九、至被告壬○○部分,因被告辛○○、乙○○部分,無法證明其等有為詐欺、偽造文書等犯行,壬○○自無與之為犯意聯絡及行為分擔之共同正犯之可能。且經查被告壬○○亦係出於與辛○○、乙○○相同之轉售房屋圖利之意,本院祇能謂,又係一個道德上可議之「商人」,趁隙介入。蓋表面上壬○○係借貸五百萬元予辛○○等人,惟實際上此五百萬元係背後之金主戊○○所出,業據證人戊○○證述在卷,且其中二百二十五萬元係用以裝潢,辛○○僅實際取得二百七十五萬元現金,此與辛○○係以「二百七十五萬元」之價格,將系爭房地出售予壬○○自蔡雨靜處找來之「人頭」癸○○(其角色類似丁○○)無異。壬○○如以裝潢後之「新屋」轉售後,得另向銀行貸得鉅額現金,自能獲利。豈料自稱可以協助貸得款項之蔡雨靜竟無法貸得現金,而癸○○係蔡雨靜提供之「人頭」,雖癸○○向壬○○堅稱其亦不知情,業據證人癸○○於偵查中陳述在卷,惟其究係蔡雨靜提供之「人頭」,壬○○自認受騙於蔡雨靜,又遍尋不著其人,祇得除對蔡雨靜提出刑事告訴,以使不致遭癸○○責怪,屬合理之規論。而自被告壬○○所提出,以及本院依職權詳閱士林地方法院九十二年度訴字第五二九號關於蔡雨靜為被告之案件卷宗內,蔡雨靜以書面坦承其在未經癸○○之同意下,使用癸○○名義,為本案系爭房地之明義上所有權人,是尚難證明壬○○知情且參與此部分偽造文書犯行。至壬○○於提起告訴時,當急於將系爭房地轉售他人,以降低其損害,是其表面上稱係為癸○○處理棘手之房地及其信用受損問題,實則係要將系爭房地轉售願意承擔,而欲自用或有能力再轉售之第三人,應可想像。壬○○終找到即倫嘉公司實際負責人丙○○願意承購系爭房地,倫嘉公司也因為移轉登記為所有權人,自得利用該不動產設定第二順位或更後順位之抵押權借貸得現金,自非不可想像,惟其同時亦須承受因未能清償所積欠新竹企銀之貸款,而遭拍賣之危險。是丙○○與壬○○間自不可能如壬○○所陳述僅向丙○○收取所損失之一百餘萬元,惟因丙○○屢經本院傳喚、拘提均不到庭,本院亦無從查知其等利益究為若干,惟即令壬○○向丙○○收取超出此價格之利益,不論多寡,亦僅得謂係契約雙方當事人之自由合意,尚難遽謂為不法之利益。此等商場上常見之無本買賣生意,祇能謂各該被告等均欲藉無本或低成本之「買空賣空」方式,藉由轉手或設定第二順位抵押權之方式,以獲取更大之利潤或借貸更多現金,又如未能如願,反正系爭房地名義人均非被告等人,被告等自無庸承擔因無法清償貸款而信用受損之危險。本院僅能謂此係商人不顧道德,「唯利是圖」之表現,被告壬○○與辛○○、乙○○相同,雖道德上均有可議,惟尚難證明有施用詐術之行為,而其後受移轉之所有權人,縱認有財產或信用上之損害,惟此本係此等手法圖利之風險,不僅不能謂其等係陷於錯誤,反應謂其等係自願承擔風險,自無陷於錯誤之情。

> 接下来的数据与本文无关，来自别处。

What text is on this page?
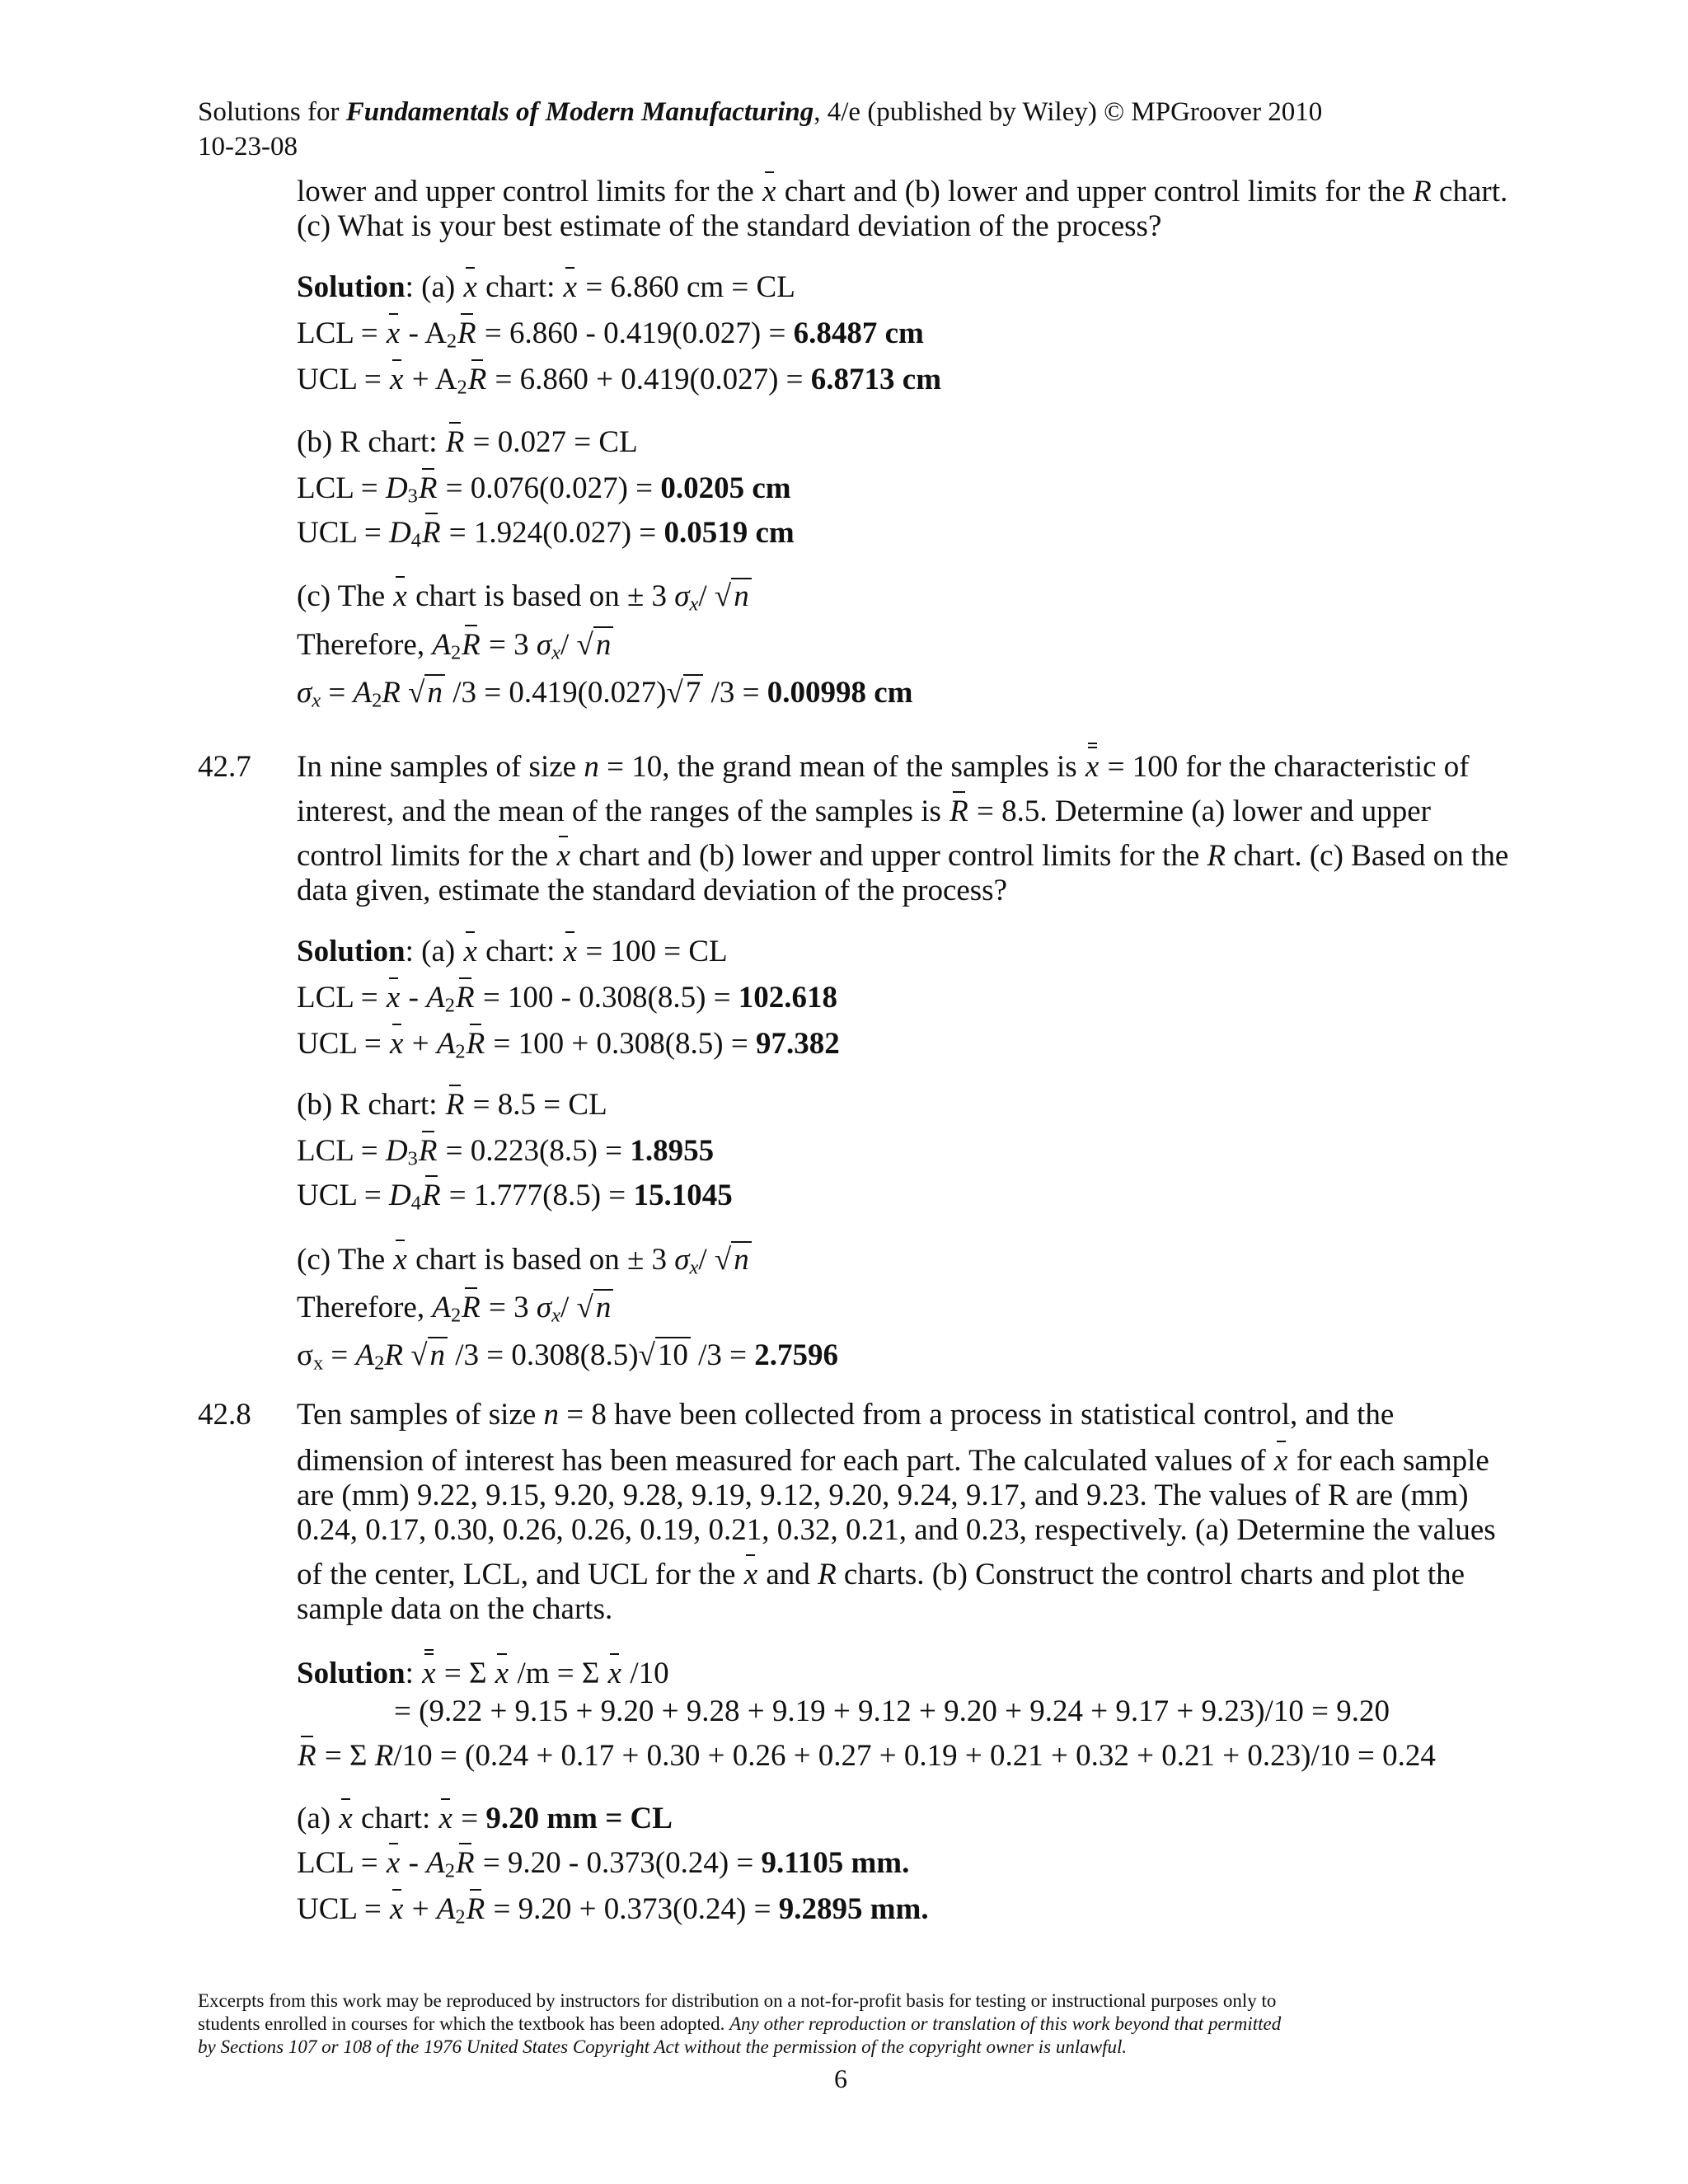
Solutions for Fundamentals of Modern Manufacturing, 4/e (published by Wiley) © MPGroover 2010
10-23-08
lower and upper control limits for the x chart and (b) lower and upper control limits for the R chart.
(c) What is your best estimate of the standard deviation of the process?
Solution: (a) x chart: x = 6.860 cm = CL
LCL = $x - A_2R = 6.860 - 0.419(0.027) = 6.8487$ cm
UCL = $x + A_2R = 6.860 + 0.419(0.027) = 6.8713$ cm
(b) R chart: R = 0.027 = CL
LCL = $D_3R = 0.076(0.027) = 0.0205$ cm
UCL = $D_4R = 1.924(0.027) = 0.0519$ cm
(c) The x chart is based on ± 3 $\sigma_x/$ √n
Therefore, $A_2R = 3$ $\sigma_x/$ √n
$\sigma_x = A_2R$ √n /3 = 0.419(0.027)√7 /3 = 0.00998 cm
42.7 In nine samples of size n = 10, the grand mean of the samples is x = 100 for the characteristic of
interest, and the mean of the ranges of the samples is R = 8.5. Determine (a) lower and upper
control limits for the x chart and (b) lower and upper control limits for the R chart. (c) Based on the
data given, estimate the standard deviation of the process?
Solution: (a) x chart: x = 100 = CL
LCL = $x - A_2R = 100 - 0.308(8.5) = 102.618$
UCL = $x + A_2R = 100 + 0.308(8.5) = 97.382$
(b) R chart: R = 8.5 = CL
LCL = $D_3R = 0.223(8.5) = 1.8955$
UCL = $D_4R = 1.777(8.5) = 15.1045$
(c) The x chart is based on ± 3 $\sigma_x/$ √n
Therefore, $A_2R = 3$ $\sigma_x/$ √n
$\sigma_x = A_2R$ √n /3 = 0.308(8.5)√10 /3 = 2.7596
42.8 Ten samples of size n = 8 have been collected from a process in statistical control, and the
dimension of interest has been measured for each part. The calculated values of x for each sample
are (mm) 9.22, 9.15, 9.20, 9.28, 9.19, 9.12, 9.20, 9.24, 9.17, and 9.23. The values of R are (mm)
0.24, 0.17, 0.30, 0.26, 0.26, 0.19, 0.21, 0.32, 0.21, and 0.23, respectively. (a) Determine the values
of the center, LCL, and UCL for the x and R charts. (b) Construct the control charts and plot the
sample data on the charts.
Solution: x = Σ x /m = Σ x /10
= (9.22 + 9.15 + 9.20 + 9.28 + 9.19 + 9.12 + 9.20 + 9.24 + 9.17 + 9.23)/10 = 9.20
R = Σ R/10 = (0.24 + 0.17 + 0.30 + 0.26 + 0.27 + 0.19 + 0.21 + 0.32 + 0.21 + 0.23)/10 = 0.24
(a) x chart: x = 9.20 mm = CL
LCL = $x - A_2R = 9.20 - 0.373(0.24) = 9.1105$ mm.
UCL = $x + A_2R = 9.20 + 0.373(0.24) = 9.2895$ mm.
Excerpts from this work may be reproduced by instructors for distribution on a not-for-profit basis for testing or instructional purposes only to
students enrolled in courses for which the textbook has been adopted. Any other reproduction or translation of this work beyond that permitted
by Sections 107 or 108 of the 1976 United States Copyright Act without the permission of the copyright owner is unlawful.
6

十、綜上所述,本案被告等自始即未自白,而公訴人所提出之證據,尚不足以證明被告等確有為本案犯行。此外,本院依職權調查本案現存及相關範圍之任何事證,仍查無其他之證據,足認被告等確有公訴人所指犯行,是不能證明被告等有罪及被告等行為不罰,依法即應諭知無罪之判決,以示審慎。
據上論斷,應依刑事訴訟法第三百零一條第一項,判決如主文。
本案經檢察官林鈺雄到庭執行職務中 華 民 國 94 年 8 月 16 日
臺灣桃園地方法院刑事第六庭
審判長法 官 林 孟 宜
法 官 陳 永 來法 官 錢 建 榮以上正本證明與原本無異。
如不服本判決,應於判決送達後10日內向本院提出上訴狀(應附繕本),上訴於臺灣高等法院。